To identify a more effective way of helping horses with EGGD, Hallowell and colleagues compared a combination of sucralfate and omeprazole with another medication called misoprostol.

“The rationale for using misoprostol is that it is a prostaglandin E analog that (in addition to) inhibiting gastric acid and pepsin , it … enhances the resiliency of the wall of the stomach to injury, due to its anti-inflammatory properties and ability to increase blood flow to the stomach lining,” Hallowell shared.

She added, “Misoprostol is used in human patients with refractory glandular disease, and one equine study showed that misoprostol effectively inhibited gastric acid production in horses.”

Sucralfate reportedly physically blocks diffusion of acid into the stomach, inhibits pepsin and bile acid release, stimulates prostaglandin E synthesis, and has other beneficial effects. In fact, in one equine study researchers showed a 67.5% healing rate for glandular ulcers with a combination of sucralfate and omeprazole.

In the current study researchers administered either misoprostol or an omeprazole/sucralfate combination to 63 sport horses with glandular disease for 28-35 days. Hallowell and colleagues found that misoprostol-treated horses experienced superior healing over omeprazole/sucralfate-treated animals (72% vs. 20%) as evidenced by gastroscopic (seen with an endoscope passed into the stomach) improvement in lesions and resolution of clinical signs—primarily poor performance, girthing pain, and behavior changes.

“While these findings are encouraging, this was a small study, the clients were not blinded to their horses’ treatments, and the horses’ diets were not controlled.

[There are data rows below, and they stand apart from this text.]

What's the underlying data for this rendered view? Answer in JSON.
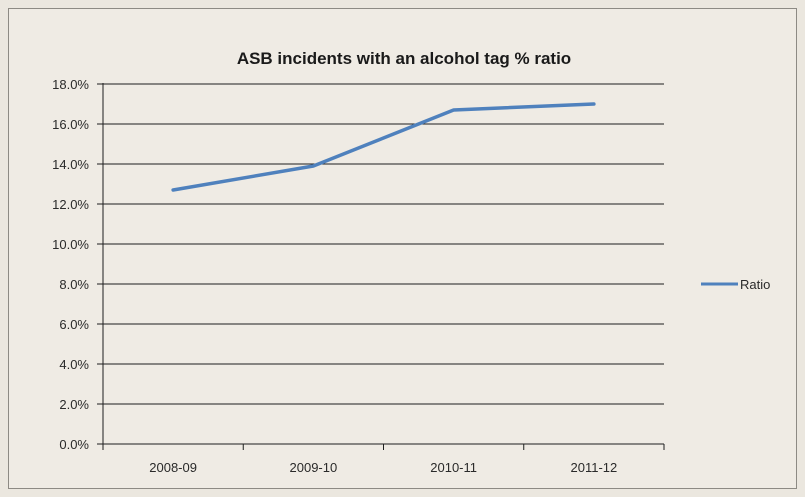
{
  "chart_data": {
    "type": "line",
    "title": "ASB incidents with an alcohol tag % ratio",
    "xlabel": "",
    "ylabel": "",
    "categories": [
      "2008-09",
      "2009-10",
      "2010-11",
      "2011-12"
    ],
    "series": [
      {
        "name": "Ratio",
        "values": [
          12.7,
          13.9,
          16.7,
          17.0
        ],
        "color": "#4f81bd"
      }
    ],
    "ylim": [
      0,
      18
    ],
    "y_ticks": [
      0,
      2,
      4,
      6,
      8,
      10,
      12,
      14,
      16,
      18
    ],
    "y_tick_labels": [
      "0.0%",
      "2.0%",
      "4.0%",
      "6.0%",
      "8.0%",
      "10.0%",
      "12.0%",
      "14.0%",
      "16.0%",
      "18.0%"
    ],
    "grid": true,
    "legend": "right"
  }
}
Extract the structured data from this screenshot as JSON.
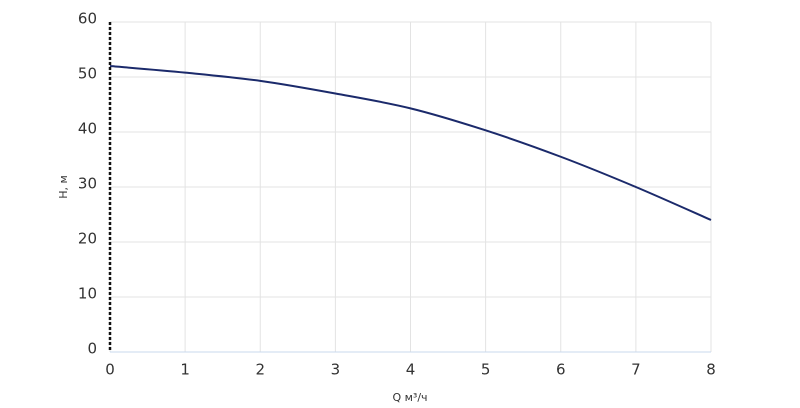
{
  "chart_data": {
    "type": "line",
    "x_label": "Q м³/ч",
    "y_label": "H, м",
    "x": [
      0,
      1,
      2,
      3,
      4,
      5,
      6,
      7,
      8
    ],
    "series": [
      {
        "name": "H",
        "color": "#1b2a6b",
        "values": [
          52,
          50.8,
          49.3,
          47,
          44.3,
          40.3,
          35.5,
          30,
          24
        ]
      }
    ],
    "xlim": [
      0,
      8
    ],
    "xticks": [
      0,
      1,
      2,
      3,
      4,
      5,
      6,
      7,
      8
    ],
    "ylim": [
      0,
      60
    ],
    "yticks": [
      0,
      10,
      20,
      30,
      40,
      50,
      60
    ],
    "grid": true
  }
}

Not to mention that no validated EGGD gastroscopy scoring system yet exists,” said Hallowell.

A better understanding of EGGD will help veterinarians fine-tune how they use misoprostol and identify additional means of treating this frustrating condition.

The study, “Misoprostol is superior to combined omeprazole-sucralfate for the treatment of equine gastric glandular disease,” was published in the September 2019 edition of Equine Veterinary Journal. Study coauthors were Georgina Varley, Mark Bowen, Jocelyn Habershon-Butcher, and Vicki Nicholls, all from the U.K. The abstract is available free online.